By Eugene S. Robinson
In the middle of a storm, it’s hard to tell that there is anything out there other than the storm. In the mid- to late 1970s in New York City, a storm swept in. A couple, in fact. Wised up from the end of the Age of Aquarius and the start of the Stonewall riots, and fired up by decreased inhibitions ushered in by party drugs, these storms were something else. So much something else that people of note started taking note, and what they were noting was partially the sort of stuff happening at places like Fire Island’s the Sandpiper: parties fueled by a feeling that the party would never end.
“It was the bar of choice until the AIDS plague hit,” says Jim Fouratt, one of the early members of the Gay Liberation Front, former club owner, and front and center during the Stonewall riots that kicked off groups like the GLF. “A gay beach bar fronted by a gay man and run by the mob, which was par for the course in those days.”
Ensconced off Long Island’s south shore, Fire Island, supposedly drawing its name from the habit of pirates setting fires to lure ships onto its shoals in the 1700s, was close enough to New York City to carry a West Village vibe; and the summers saw the shore packed with party people dancing until four in the morning and cruising just as long as they felt like it.
So it goes that this one-story, blue-and-white wooden restaurant and bar born in the mid-’60s … became a physical representation of an era.
Pre-AIDS? Magazines were trumpeting “bisexuality chic,” experimentation was de rigueur, and it was on with the motley, portions of which captured the imagination of a Moroccan-born Frenchman named Jacques Morali. While cooling out at downtown’s gay disco nonpareil, the Anvil, Morali spotted a dancer/bartender with a lithe body and full-blown Native American tribal regalia. In a great Schwab’s drugstore moment of discovery, this sighting led to the recruitment of Felipe Rose, known to the rest of us as the Indian from a group that Morali had decided to call the Village People.
Later derided as a campy producer creation — like the Monkees, but gay — the Village People, pre-internet and well in advance of their first U.S. hit, 1978’s “Macho Man,” sang about “the scene.” So, if by some chance you didn’t know where to go to get loose? After hearing their song “Fire Island,” you knew.
Groove at the Ice Palace (get on down at the Monster) / Been there, been there (been there at the Blue Whale) / Peckin’, I’m peckin’ (peckin’ at the Sandpiper) / Pumpin’, I’m pumpin’ (pumpin’ at the Botel).
And if that wasn’t clear enough, the chorus put a finer point on it:
Don’t go in the bushes, don’t go in the bushes, no / Don’t go in the bushes, someone might grab ya, someone might grab ya.
By which, it can safely be assumed, the Village People very specifically meant “go in the bushes.”

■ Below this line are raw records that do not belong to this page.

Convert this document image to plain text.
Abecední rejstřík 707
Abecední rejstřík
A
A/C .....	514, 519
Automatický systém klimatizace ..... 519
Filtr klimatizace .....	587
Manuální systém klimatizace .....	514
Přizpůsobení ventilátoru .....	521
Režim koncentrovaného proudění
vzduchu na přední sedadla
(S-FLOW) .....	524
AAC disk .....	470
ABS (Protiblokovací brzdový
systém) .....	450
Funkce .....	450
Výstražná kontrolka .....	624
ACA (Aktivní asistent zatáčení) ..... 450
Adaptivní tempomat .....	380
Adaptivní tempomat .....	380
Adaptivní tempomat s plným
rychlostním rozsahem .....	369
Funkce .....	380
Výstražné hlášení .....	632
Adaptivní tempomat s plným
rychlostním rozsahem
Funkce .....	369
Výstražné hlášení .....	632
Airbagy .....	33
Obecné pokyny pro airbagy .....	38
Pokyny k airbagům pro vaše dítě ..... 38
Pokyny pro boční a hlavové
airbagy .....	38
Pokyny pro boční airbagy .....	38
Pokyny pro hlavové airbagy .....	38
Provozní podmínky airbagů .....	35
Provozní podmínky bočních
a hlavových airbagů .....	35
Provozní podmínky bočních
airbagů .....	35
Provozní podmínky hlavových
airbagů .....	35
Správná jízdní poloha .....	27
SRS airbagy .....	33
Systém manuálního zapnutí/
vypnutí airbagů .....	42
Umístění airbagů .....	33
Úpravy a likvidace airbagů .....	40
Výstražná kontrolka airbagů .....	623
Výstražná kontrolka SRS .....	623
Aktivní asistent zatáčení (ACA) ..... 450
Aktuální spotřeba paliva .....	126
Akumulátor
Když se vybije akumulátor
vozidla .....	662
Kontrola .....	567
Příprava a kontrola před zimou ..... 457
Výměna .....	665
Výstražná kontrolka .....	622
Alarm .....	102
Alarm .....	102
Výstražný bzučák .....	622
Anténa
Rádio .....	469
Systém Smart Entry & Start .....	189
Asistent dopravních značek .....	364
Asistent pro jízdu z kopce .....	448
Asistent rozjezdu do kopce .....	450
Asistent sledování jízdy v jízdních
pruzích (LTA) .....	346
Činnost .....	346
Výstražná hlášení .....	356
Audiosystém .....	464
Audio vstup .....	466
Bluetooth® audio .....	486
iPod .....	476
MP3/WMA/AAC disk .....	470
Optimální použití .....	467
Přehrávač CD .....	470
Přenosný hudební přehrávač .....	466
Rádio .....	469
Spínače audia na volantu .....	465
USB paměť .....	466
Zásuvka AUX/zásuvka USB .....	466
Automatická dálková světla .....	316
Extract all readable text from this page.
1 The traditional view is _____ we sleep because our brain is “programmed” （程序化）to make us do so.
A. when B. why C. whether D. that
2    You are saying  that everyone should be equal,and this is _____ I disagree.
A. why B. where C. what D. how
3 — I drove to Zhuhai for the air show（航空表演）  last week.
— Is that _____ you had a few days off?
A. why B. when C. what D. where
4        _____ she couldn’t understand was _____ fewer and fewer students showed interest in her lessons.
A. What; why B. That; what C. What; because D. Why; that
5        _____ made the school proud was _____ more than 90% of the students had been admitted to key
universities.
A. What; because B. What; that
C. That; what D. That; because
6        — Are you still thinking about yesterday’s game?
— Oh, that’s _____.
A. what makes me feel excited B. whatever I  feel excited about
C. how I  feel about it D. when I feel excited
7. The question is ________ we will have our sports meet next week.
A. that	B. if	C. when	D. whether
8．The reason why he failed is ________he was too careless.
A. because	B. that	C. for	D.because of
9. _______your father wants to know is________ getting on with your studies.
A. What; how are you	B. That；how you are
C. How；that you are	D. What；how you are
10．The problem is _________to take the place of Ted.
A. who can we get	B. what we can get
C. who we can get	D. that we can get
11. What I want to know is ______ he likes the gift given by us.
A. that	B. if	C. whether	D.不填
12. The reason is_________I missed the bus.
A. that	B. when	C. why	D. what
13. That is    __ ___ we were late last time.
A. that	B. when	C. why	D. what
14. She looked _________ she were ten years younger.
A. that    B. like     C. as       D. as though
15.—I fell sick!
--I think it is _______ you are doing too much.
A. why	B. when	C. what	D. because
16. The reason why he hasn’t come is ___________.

“I just remember dancing there,” says Fouratt, laughing. “Dancing at the beach. But our bars have always been like community centers.”

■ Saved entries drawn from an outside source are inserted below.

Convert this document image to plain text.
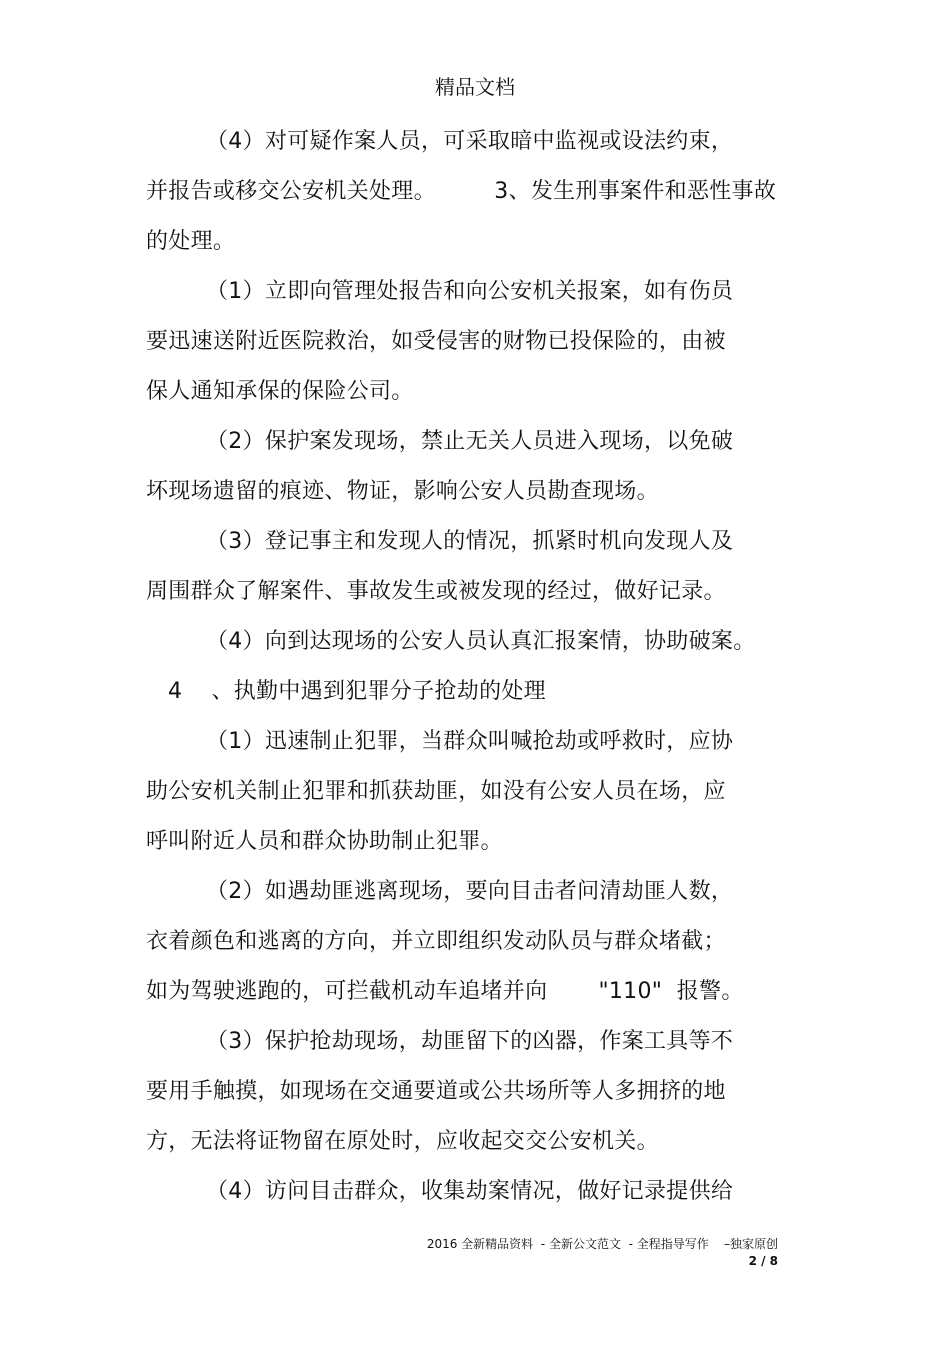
精品文档
（4）对可疑作案人员，可采取暗中监视或设法约束，
并报告或移交公安机关处理。        3、发生刑事案件和恶性事故
的处理。
（1）立即向管理处报告和向公安机关报案，如有伤员
要迅速送附近医院救治，如受侵害的财物已投保险的，由被
保人通知承保的保险公司。
（2）保护案发现场，禁止无关人员进入现场，以免破
坏现场遗留的痕迹、物证，影响公安人员勘查现场。
（3）登记事主和发现人的情况，抓紧时机向发现人及
周围群众了解案件、事故发生或被发现的经过，做好记录。
（4）向到达现场的公安人员认真汇报案情，协助破案。
4    、执勤中遇到犯罪分子抢劫的处理
（1）迅速制止犯罪，当群众叫喊抢劫或呼救时，应协
助公安机关制止犯罪和抓获劫匪，如没有公安人员在场，应
呼叫附近人员和群众协助制止犯罪。
（2）如遇劫匪逃离现场，要向目击者问清劫匪人数，
衣着颜色和逃离的方向，并立即组织发动队员与群众堵截；
如为驾驶逃跑的，可拦截机动车追堵并向       "110"  报警。
（3）保护抢劫现场，劫匪留下的凶器，作案工具等不
要用手触摸，如现场在交通要道或公共场所等人多拥挤的地
方，无法将证物留在原处时，应收起交交公安机关。
（4）访问目击群众，收集劫案情况，做好记录提供给
2016 全新精品资料  - 全新公文范文  - 全程指导写作    –独家原创
2 / 8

So it goes that this one-story, blue-and-white wooden restaurant and bar born in the mid-’60s, holding no more than 600 people and with an ambience that could generously be described as “funky,” became a physical representation of an era. Specifically, the pent-up joy connected to coming out and into your own, the thrill of the cross-cultural mix heralded by not just the disco but disco music and dancing and, before the era’s end, a sense that this was just the beginning.
Which it was. But not of what was expected. While changing tastes in music would have eventually changed things, nothing changed things like what they originally were calling Kaposi’s sarcoma, and which came to be known as HIV and AIDS. “Plague” is how Fouratt describes it, and with 35 million having died from it globally since then, the description seems apt.

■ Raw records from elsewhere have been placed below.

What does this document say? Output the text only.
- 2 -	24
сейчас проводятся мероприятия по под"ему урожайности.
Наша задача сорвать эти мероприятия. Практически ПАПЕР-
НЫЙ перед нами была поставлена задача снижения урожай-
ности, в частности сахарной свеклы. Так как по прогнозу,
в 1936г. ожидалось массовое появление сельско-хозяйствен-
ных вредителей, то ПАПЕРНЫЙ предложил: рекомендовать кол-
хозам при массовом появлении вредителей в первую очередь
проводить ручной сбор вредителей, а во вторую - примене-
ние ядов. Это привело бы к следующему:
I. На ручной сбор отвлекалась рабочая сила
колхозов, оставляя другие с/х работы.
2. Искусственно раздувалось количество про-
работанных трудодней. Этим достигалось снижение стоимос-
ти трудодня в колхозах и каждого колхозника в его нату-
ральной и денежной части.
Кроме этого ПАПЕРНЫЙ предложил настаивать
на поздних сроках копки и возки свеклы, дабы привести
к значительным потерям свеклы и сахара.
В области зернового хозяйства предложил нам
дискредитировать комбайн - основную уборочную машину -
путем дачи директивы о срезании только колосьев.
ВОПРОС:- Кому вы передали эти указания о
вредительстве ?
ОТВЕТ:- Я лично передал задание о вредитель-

“Lots of those were kids,” says Dr. Steve Ballinger, an Oregon surgeon with an early and abiding interest in infectious diseases. “People who had had blood transfusions, people in Third World countries” where the disease was first diagnosed. But no community was hit like the gay community, and when this second wave of the storm hit, well before it was clinically diagnosed by the Centers for Disease Control and Prevention in 1981, it was enough to change everything — enough to close the Sandpiper in 1979. On Oct. 27, to be exact.
Fouratt went on to open New York club of note Hurrah, where scene sprite Haoui Montaug worked the door before he too succumbed. While rushing out for an evening with friends, Fouratt waxed only a little nostalgic. “People knew each other even if they didn’t know each other,” he says. “The Sandpiper was that kind of place. And the Sandpiper scene was that kind of scene.” And now? “It’s very expensive now. So, just rich people and lesbians are all that’s left now.”
Well, at least they got half of that right.